Смотритель, ходившій за притворенною дверью по корридору, уже громыхалъ нѣсколько разъ ключами. Я постарался успокоить старика и посовѣтовалъ ему при первомъ же допросѣ сослаться на меня.

Когда я воротился къ хозяйкѣ, она встрѣтила меня восклицаніемъ: — Какая это упрямая дѣвчонка, Паульсенъ! Помогите мнѣ съ нею справиться. Я предлагаю ей комнату переночевать, а она хочетъ идти въ ночлежный домъ, или Богъ знаетъ куда еще.

Я спросилъ Лизу, при ней ли ихъ паспорты.

— Боже! Ихъ задержалъ староста въ томъ селѣ!

— Такъ никто тебя и не пуститъ на ночь, — сказалъ я. Ты это сама отлично знаешь.

Она, конечно, знала, а хозяйка весело потрясла ее за руки.

— Я знаю, — сказала она, — что ты своевольница. Вѣдь онъ мнѣ разсказалъ все до ниточки, какъ вы съ нимъ сидѣли въ ящикѣ; но отъ меня тоже нелегко отдѣлаться!

Лиза въ нѣкоторомъ смущеніи опустила глаза, а потомъ торопливо начала разспрашивать меня объ отцѣ. Отвѣтивши ей на всѣ разспросы, я выпросилъ пару простынь у хозяйки, взялъ отъ себя кое-чего и снесъ самъ въ камеру къ заключенному, на что имѣлъ разрѣшеніе отъ смотрителя. Такимъ образомъ, когда настала ночь, мы могли надѣяться, что въ теплой постели и со спокойною совѣстью нашъ другъ сладко уснетъ даже и въ тюрьмѣ.

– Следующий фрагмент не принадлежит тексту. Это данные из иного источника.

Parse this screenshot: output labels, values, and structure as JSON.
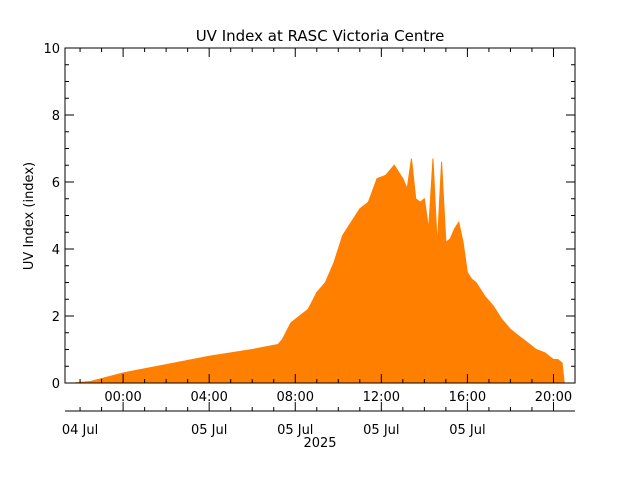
{
  "chart_data": {
    "type": "area",
    "title": "UV Index at RASC Victoria Centre",
    "ylabel": "UV Index (index)",
    "ylim": [
      0,
      10
    ],
    "yticks": [
      0,
      2,
      4,
      6,
      8,
      10
    ],
    "xlim_hours": [
      -2.7,
      21.0
    ],
    "xtick_labels": [
      {
        "hour": 0,
        "time": "00:00"
      },
      {
        "hour": 4,
        "time": "04:00"
      },
      {
        "hour": 8,
        "time": "08:00"
      },
      {
        "hour": 12,
        "time": "12:00"
      },
      {
        "hour": 16,
        "time": "16:00"
      },
      {
        "hour": 20,
        "time": "20:00"
      }
    ],
    "date_labels": [
      "04 Jul",
      "05 Jul",
      "05 Jul",
      "05 Jul",
      "05 Jul"
    ],
    "year_label": "2025",
    "fill_color": "#ff7f00",
    "series": [
      {
        "x": [
          -2.3,
          -1.5,
          0,
          2,
          4,
          6,
          7.2,
          7.4,
          7.8,
          8.2,
          8.6,
          9.0,
          9.4,
          9.8,
          10.2,
          10.6,
          11.0,
          11.4,
          11.8,
          12.2,
          12.6,
          13.0,
          13.2,
          13.4,
          13.6,
          13.8,
          14.0,
          14.2,
          14.4,
          14.6,
          14.8,
          15.0,
          15.2,
          15.4,
          15.6,
          15.8,
          16.0,
          16.2,
          16.4,
          16.8,
          17.2,
          17.6,
          18.0,
          18.4,
          18.8,
          19.2,
          19.6,
          20.0,
          20.2,
          20.4,
          20.5
        ],
        "y": [
          0,
          0.05,
          0.3,
          0.55,
          0.8,
          1.0,
          1.15,
          1.3,
          1.8,
          2.0,
          2.2,
          2.7,
          3.0,
          3.6,
          4.4,
          4.8,
          5.2,
          5.4,
          6.1,
          6.2,
          6.5,
          6.1,
          5.8,
          6.7,
          5.5,
          5.4,
          5.5,
          4.6,
          6.7,
          4.1,
          6.6,
          4.2,
          4.3,
          4.6,
          4.8,
          4.2,
          3.3,
          3.1,
          3.0,
          2.6,
          2.3,
          1.9,
          1.6,
          1.4,
          1.2,
          1.0,
          0.9,
          0.7,
          0.7,
          0.6,
          0.0
        ]
      }
    ]
  }
}
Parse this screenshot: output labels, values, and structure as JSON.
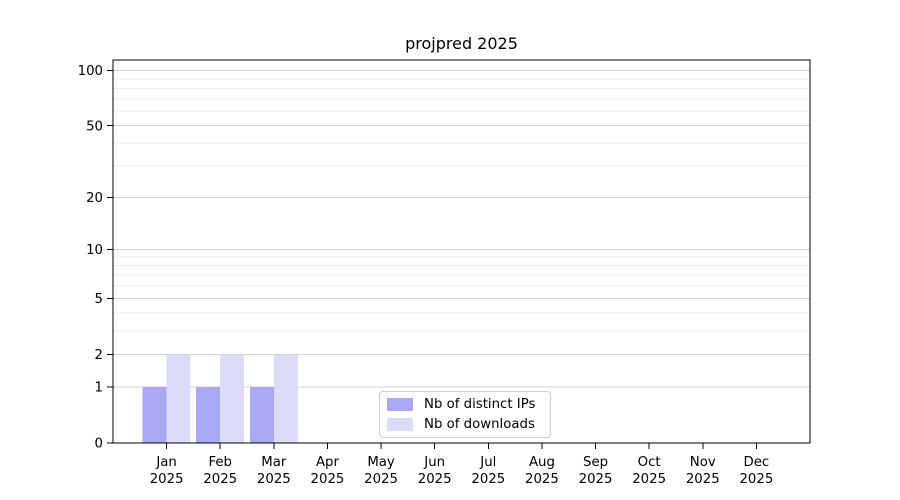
{
  "chart_data": {
    "type": "bar",
    "title": "projpred 2025",
    "categories": [
      "Jan",
      "Feb",
      "Mar",
      "Apr",
      "May",
      "Jun",
      "Jul",
      "Aug",
      "Sep",
      "Oct",
      "Nov",
      "Dec"
    ],
    "category_sublabel": "2025",
    "series": [
      {
        "name": "Nb of distinct IPs",
        "color": "#a8a8f4",
        "values": [
          1,
          1,
          1,
          0,
          0,
          0,
          0,
          0,
          0,
          0,
          0,
          0
        ]
      },
      {
        "name": "Nb of downloads",
        "color": "#dcdcf9",
        "values": [
          2,
          2,
          2,
          0,
          0,
          0,
          0,
          0,
          0,
          0,
          0,
          0
        ]
      }
    ],
    "xlabel": "",
    "ylabel": "",
    "y_scale": "log1p",
    "ylim": [
      0,
      114
    ],
    "y_major_ticks": [
      0,
      1,
      2,
      5,
      10,
      20,
      50,
      100
    ],
    "y_minor_ticks": [
      3,
      4,
      6,
      7,
      8,
      9,
      30,
      40,
      60,
      70,
      80,
      90
    ],
    "grid": true,
    "legend_position": "lower center",
    "colors": {
      "frame": "#000000",
      "grid_major": "#d0d0d0",
      "grid_minor": "#ebebeb",
      "text": "#000000"
    }
  }
}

На другое утро, только что я собрался къ слѣдователю и вышелъ на улицу, ко мнѣ подошелъ смотритель. — Вышла ваша правда, Паульсенъ, — сказалъ онъ своимъ стекляннымъ голосомъ. — Арестантъ оказался не мошенникомъ. Намъ сейчасъ привели настоящаго вора, а вашего старика мы выпустимъ.

Дѣйствительно, черезъ нѣсколько часовъ отворилась дверь острога, и по командѣ смотрителя къ намъ вышелъ старый Тендлеръ. Такъ какъ только что подали обѣдать, то хозяйка не успокоилась, пока и онъ не усѣлся съ нами за столъ; но онъ едва касался кушанья, и какъ она съ нимъ ни любезничала, отвѣчалъ односложно, а больше молча сидѣлъ рядомъ съ дочерью; только изрѣдка я замѣчалъ, что онъ бралъ Лизину руку и нѣжно гладилъ. Вдругъ на дворѣ зазвенѣлъ колокольчикъ; я узналъ этотъ звонъ, онъ какъ будто доносился изъ поры моего дѣтства.

— Лиза! — сказалъ я тихо.

— Да, Павелъ; я слышу.

Скоро мы вдвоемъ очутились на улицѣ. Въ самомъ дѣлѣ, подъѣзжала та самая телѣжка съ высокими ящиками, которую мнѣ такъ хотѣлось увидѣть, когда я былъ еще дома. Рядомъ съ нею шелъ крестьянскій парень, держа возжи и кнутъ; но колокольчикъ висѣлъ ужъ на шеѣ буланой лошадки.

— А гдѣ же гнѣденькая? — спросилъ я у Лизы.

— Гнѣденькая, — отвѣтила она, — разъ упала у насъ въ оглобляхъ; отецъ тотчасъ сходилъ за ветеринаромъ въ деревню, но жива она не осталась. — При этомъ, слезы полились у ней изъ глазъ.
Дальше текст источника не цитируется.